Among others, the following two case studies have been used as benchmarks for our methodological developments and as reduced models of phenomena that, we believe, are transferable to other systems:
- H diffusion on Pd: many previous studies had already determined the energy landscape of this system, which is particularly relevant for its catalytic properties. In fact, it is known that C=C bonds are more easily hydrogenated on Pd-based catalysts when H is diluted in the outer metal layers. Therefore, methods that allow for manipulation of this subsurface distribution of hydrogen atoms are being seeked by the heterogeneous catalysis community. In this respect, we have put together a model that yields quantitative rates of diffusion under realistic experimental conditions importing ideas for ballistic electron transmission and electron promoted vibrations. This part of the project has stimulated further work in order to devise an efficient method for subsurface mass transfer manipulation via electron pumping with a Scanning Tunnelling Microscope.
In addition, we have studied the dissipation mechanisms during the dissociation of H2 molecules on Pd surfaces. We have found that the ehp mechanism is around five times faster than the vibrational one, and that dissipation takes place during the relaxation of the dissociation products rather than being associated to the bond breaking itself. This result will have implications in the future interpretation of the so-called non-adiabatic effects during surface reactions.

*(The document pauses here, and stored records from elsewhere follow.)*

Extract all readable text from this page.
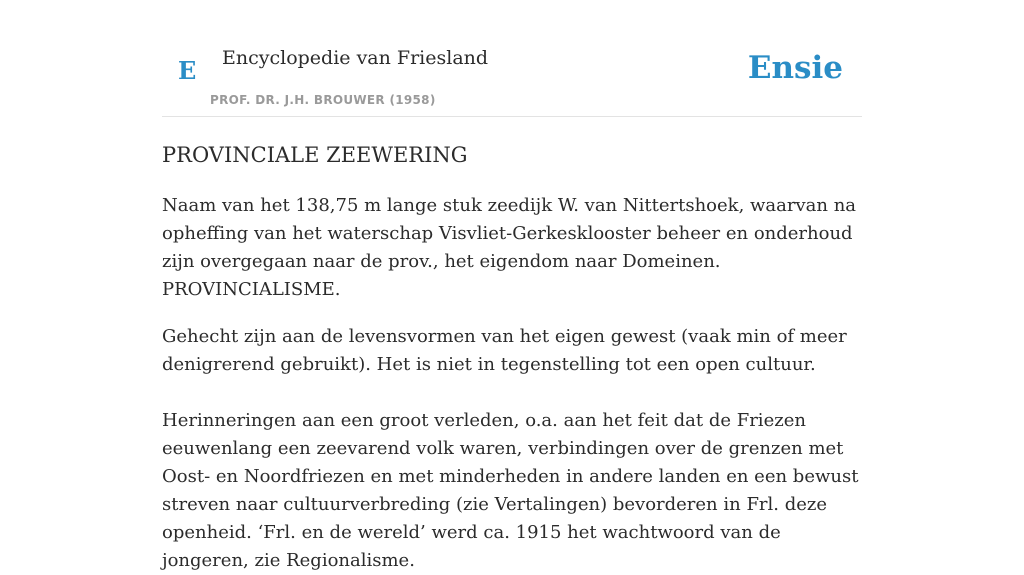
E Encyclopedie van Friesland
PROF. DR. J.H. BROUWER (1958)
Ensie
PROVINCIALE ZEEWERING

Naam van het 138,75 m lange stuk zeedijk W. van Nittertshoek, waarvan na opheffing van het waterschap Visvliet-Gerkesklooster beheer en onderhoud zijn overgegaan naar de prov., het eigendom naar Domeinen. PROVINCIALISME.

Gehecht zijn aan de levensvormen van het eigen gewest (vaak min of meer denigrerend gebruikt). Het is niet in tegenstelling tot een open cultuur.

Herinneringen aan een groot verleden, o.a. aan het feit dat de Friezen eeuwenlang een zeevarend volk waren, verbindingen over de grenzen met Oost- en Noordfriezen en met minderheden in andere landen en een bewust streven naar cultuurverbreding (zie Vertalingen) bevorderen in Frl. deze openheid. ‘Frl. en de wereld’ werd ca. 1915 het wachtwoord van de jongeren, zie Regionalisme.
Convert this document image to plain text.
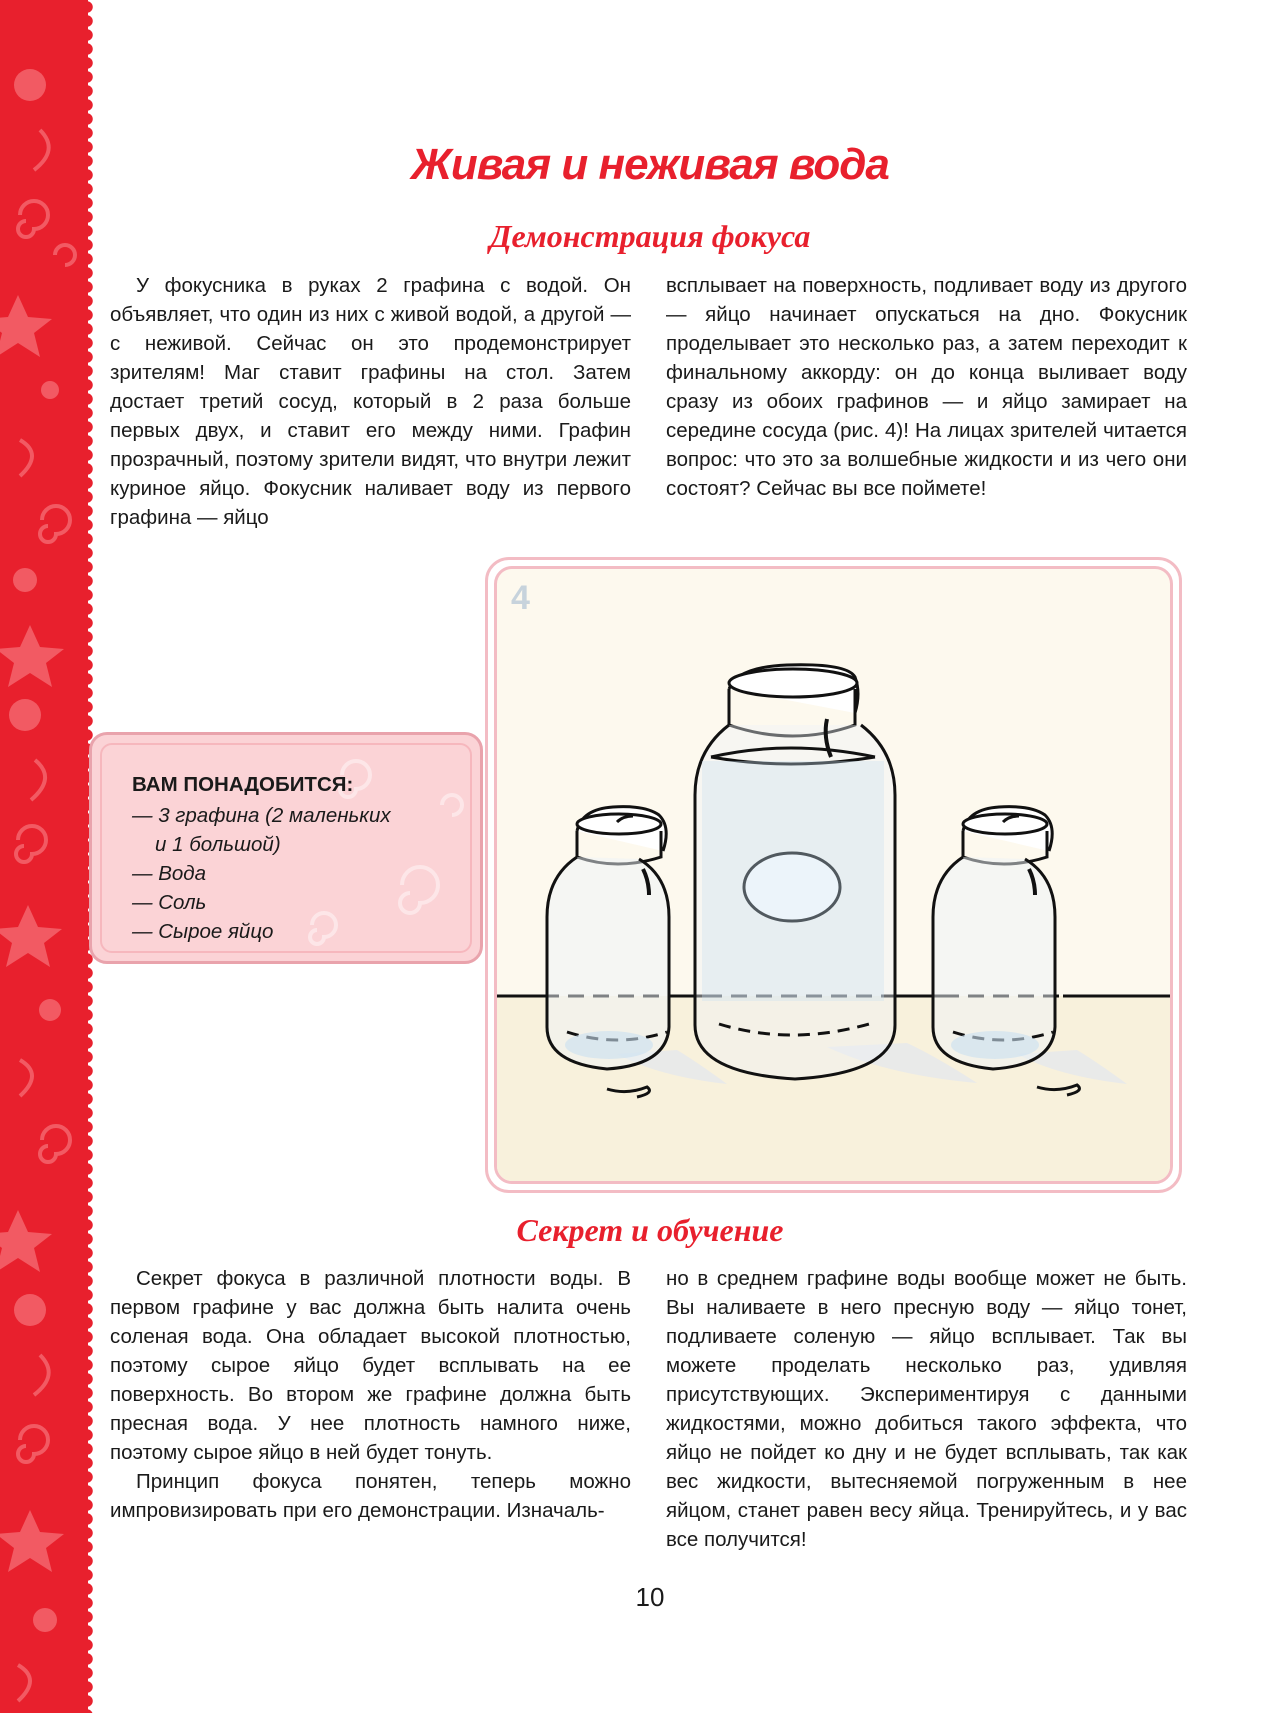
Живая и неживая вода
Демонстрация фокуса

У фокусника в руках 2 графина с водой. Он объявляет, что один из них с живой водой, а другой — с неживой. Сейчас он это продемонстрирует зрителям! Маг ставит графины на стол. Затем достает третий сосуд, который в 2 раза больше первых двух, и ставит его между ними. Графин прозрачный, поэтому зрители видят, что внутри лежит куриное яйцо. Фокусник наливает воду из первого графина — яйцо

всплывает на поверхность, подливает воду из другого — яйцо начинает опускаться на дно. Фокусник проделывает это несколько раз, а затем переходит к финальному аккорду: он до конца выливает воду сразу из обоих графинов — и яйцо замирает на середине сосуда (рис. 4)! На лицах зрителей читается вопрос: что это за волшебные жидкости и из чего они состоят? Сейчас вы все поймете!

4

ВАМ ПОНАДОБИТСЯ:

— 3 графина (2 маленьких
и 1 большой)
— Вода
— Соль
— Сырое яйцо
Секрет и обучение

Секрет фокуса в различной плотности воды. В первом графине у вас должна быть налита очень соленая вода. Она обладает высокой плотностью, поэтому сырое яйцо будет всплывать на ее поверхность. Во втором же графине должна быть пресная вода. У нее плотность намного ниже, поэтому сырое яйцо в ней будет тонуть.

Принцип фокуса понятен, теперь можно импровизировать при его демонстрации. Изначаль-

но в среднем графине воды вообще может не быть. Вы наливаете в него пресную воду — яйцо тонет, подливаете соленую — яйцо всплывает. Так вы можете проделать несколько раз, удивляя присутствующих. Экспериментируя с данными жидкостями, можно добиться такого эффекта, что яйцо не пойдет ко дну и не будет всплывать, так как вес жидкости, вытесняемой погруженным в нее яйцом, станет равен весу яйца. Тренируйтесь, и у вас все получится!

10
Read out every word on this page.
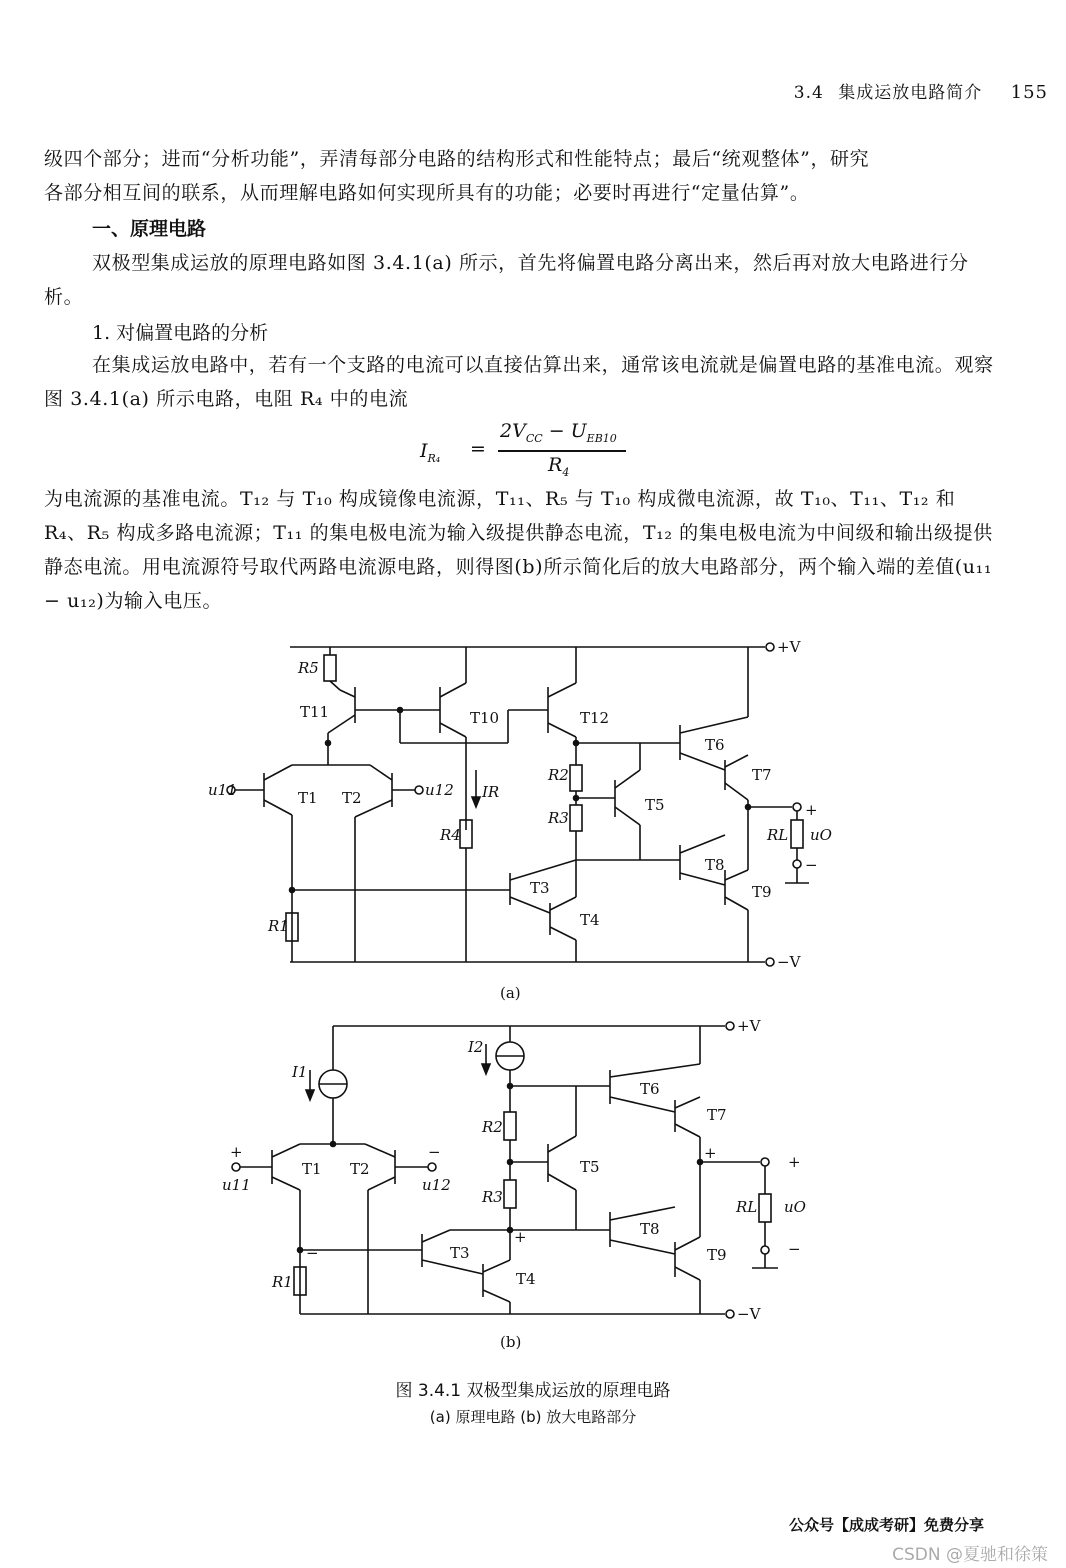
3.4 集成运放电路简介 155
级四个部分；进而“分析功能”，弄清每部分电路的结构形式和性能特点；最后“统观整体”，研究
各部分相互间的联系，从而理解电路如何实现所具有的功能；必要时再进行“定量估算”。
一、原理电路
双极型集成运放的原理电路如图 3.4.1(a) 所示，首先将偏置电路分离出来，然后再对放大电路进行分析。
1. 对偏置电路的分析
在集成运放电路中，若有一个支路的电流可以直接估算出来，通常该电流就是偏置电路的基准电流。观察图 3.4.1(a) 所示电路，电阻 R₄ 中的电流
$I_{R_4}$ =
$2V_{CC} - U_{EB10}$
$R_4$
为电流源的基准电流。T₁₂ 与 T₁₀ 构成镜像电流源，T₁₁、R₅ 与 T₁₀ 构成微电流源，故 T₁₀、T₁₁、T₁₂ 和 R₄、R₅ 构成多路电流源；T₁₁ 的集电极电流为输入级提供静态电流，T₁₂ 的集电极电流为中间级和输出级提供静态电流。用电流源符号取代两路电流源电路，则得图(b)所示简化后的放大电路部分，两个输入端的差值(u₁₁ − u₁₂)为输入电压。
+V
−V
R5
T11	T10	T12
T1 T2
u11	u12
R2
R3
R4
R1
IR
T5
T6
T7
T8
T9
T3
T4
RL uO
+
−
(a)
+V
−V
I1
I2
T1 T2
+	−
u11	u12
R2
R3
R1
T5
T6
T7
T8
T9
T3
T4
RL uO
+	+
−
−
+
(b)
图 3.4.1 双极型集成运放的原理电路
(a) 原理电路 (b) 放大电路部分
公众号【成成考研】免费分享
CSDN @夏驰和徐策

- N atoms and N2 molecules on Ag: we have investigated the impact that preadsorbed N atoms on the surface has on the PES for a beam of partially dissociated atoms impinging on the Ag surface. In particular, we find that the changes in the PES corrugation are dramatical and recombination events proceed by a "pick-up" or Eley-Rideal (ER) mechanism with high efficiency. Interestingly, it was believed so far that efficienct ER reactions were restricted to lighter atoms. Our calculations, which contribute to explain a series of existing molecular beam experiments, can be generalised to other cases where surface reactivity is likely to be altered by preadsorbed species. Our findings make clear that these kind of processes are not as marginal as it was believed. In order to account for all the partaking species, a too high dimensional configurational space would have been required. Our approach has consisted in constraining the simulations to the relevant degrees of freedom at each length-scale, in such a fashion that only 3D or 6D PES were needed to obtain a reasonably accurate description of the mechanism.